Simple integrative preprocessing preserves what is shared in data sources
1 Department of Computer Science, P.O. Box 68, FI-00014, University of Helsinki, Finland
2 Helsinki Institute for Information Technology, Finland
3 Department of Information and Computer Science, Helsinki University of Technology, P.O. Box 5400, FI-02015 HUT, Finland
Citation and License
BMC Bioinformatics 2008, 9:111 doi:10.1186/1471-2105-9-111Published: 21 February 2008
Bioinformatics data analysis toolbox needs general-purpose, fast and easily interpretable preprocessing tools that perform data integration during exploratory data analysis. Our focus is on vector-valued data sources, each consisting of measurements of the same entity but on different variables, and on tasks where source-specific variation is considered noisy or not interesting. Principal components analysis of all sources combined together is an obvious choice if it is not important to distinguish between data source-specific and shared variation. Canonical Correlation Analysis (CCA) focuses on mutual dependencies and discards source-specific "noise" but it produces a separate set of components for each source.
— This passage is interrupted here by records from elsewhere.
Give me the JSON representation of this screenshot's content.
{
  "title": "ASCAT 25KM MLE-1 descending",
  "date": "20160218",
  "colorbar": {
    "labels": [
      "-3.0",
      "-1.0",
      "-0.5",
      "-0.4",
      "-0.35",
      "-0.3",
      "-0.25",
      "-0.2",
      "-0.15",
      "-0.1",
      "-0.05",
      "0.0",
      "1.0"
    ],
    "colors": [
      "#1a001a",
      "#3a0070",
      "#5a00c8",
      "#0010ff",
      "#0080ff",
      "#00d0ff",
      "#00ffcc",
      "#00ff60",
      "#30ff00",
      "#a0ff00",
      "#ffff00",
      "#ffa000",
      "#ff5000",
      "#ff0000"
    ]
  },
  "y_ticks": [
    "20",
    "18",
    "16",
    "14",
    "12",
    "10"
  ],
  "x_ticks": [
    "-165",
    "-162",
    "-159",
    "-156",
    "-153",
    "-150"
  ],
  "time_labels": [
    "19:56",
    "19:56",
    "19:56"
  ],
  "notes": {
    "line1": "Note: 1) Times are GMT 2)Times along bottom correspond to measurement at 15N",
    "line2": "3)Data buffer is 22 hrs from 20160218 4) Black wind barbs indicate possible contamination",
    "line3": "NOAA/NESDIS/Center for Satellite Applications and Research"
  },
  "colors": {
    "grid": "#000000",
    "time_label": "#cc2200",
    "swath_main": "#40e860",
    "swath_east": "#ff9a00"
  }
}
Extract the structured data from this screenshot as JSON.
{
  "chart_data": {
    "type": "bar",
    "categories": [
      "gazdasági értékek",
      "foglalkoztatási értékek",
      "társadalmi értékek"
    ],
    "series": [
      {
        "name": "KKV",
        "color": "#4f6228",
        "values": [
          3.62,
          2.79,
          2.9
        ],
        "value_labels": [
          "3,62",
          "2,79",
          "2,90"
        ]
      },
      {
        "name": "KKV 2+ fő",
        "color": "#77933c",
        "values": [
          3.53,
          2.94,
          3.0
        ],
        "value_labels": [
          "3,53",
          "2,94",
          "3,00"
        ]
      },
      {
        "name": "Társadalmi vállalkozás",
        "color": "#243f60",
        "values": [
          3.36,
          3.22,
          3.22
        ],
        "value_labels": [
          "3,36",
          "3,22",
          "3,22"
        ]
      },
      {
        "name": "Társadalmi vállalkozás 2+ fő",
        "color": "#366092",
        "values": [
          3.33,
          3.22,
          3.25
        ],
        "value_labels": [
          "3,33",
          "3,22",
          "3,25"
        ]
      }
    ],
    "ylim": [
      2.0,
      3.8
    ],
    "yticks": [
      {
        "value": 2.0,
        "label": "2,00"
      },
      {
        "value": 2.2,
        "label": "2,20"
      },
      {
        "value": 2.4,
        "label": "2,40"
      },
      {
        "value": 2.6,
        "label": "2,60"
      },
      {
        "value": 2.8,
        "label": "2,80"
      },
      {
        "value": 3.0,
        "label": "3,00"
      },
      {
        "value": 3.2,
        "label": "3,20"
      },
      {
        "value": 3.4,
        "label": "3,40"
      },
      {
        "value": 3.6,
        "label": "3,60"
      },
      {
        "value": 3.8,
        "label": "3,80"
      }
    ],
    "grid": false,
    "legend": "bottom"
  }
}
It turns out that components given by CCA can be combined easily to produce a linear and hence fast and easily interpretable feature extraction method. The method fuses together several sources, such that the properties they share are preserved. Source-specific variation is discarded as uninteresting. We give the details and implement them in a software tool. The method is demonstrated on gene expression measurements in three case studies: classification of cell cycle regulated genes in yeast, identification of differentially expressed genes in leukemia, and defining stress response in yeast. The software package is available at http://www.cis.hut.fi/projects/mi/software/drCCA/ webcite.
We introduced a method for the task of data fusion for exploratory data analysis, when statistical dependencies between the sources and not within a source are interesting. The method uses canonical correlation analysis in a new way for dimensionality reduction, and inherits its good properties of being simple, fast, and easily interpretable as a linear projection.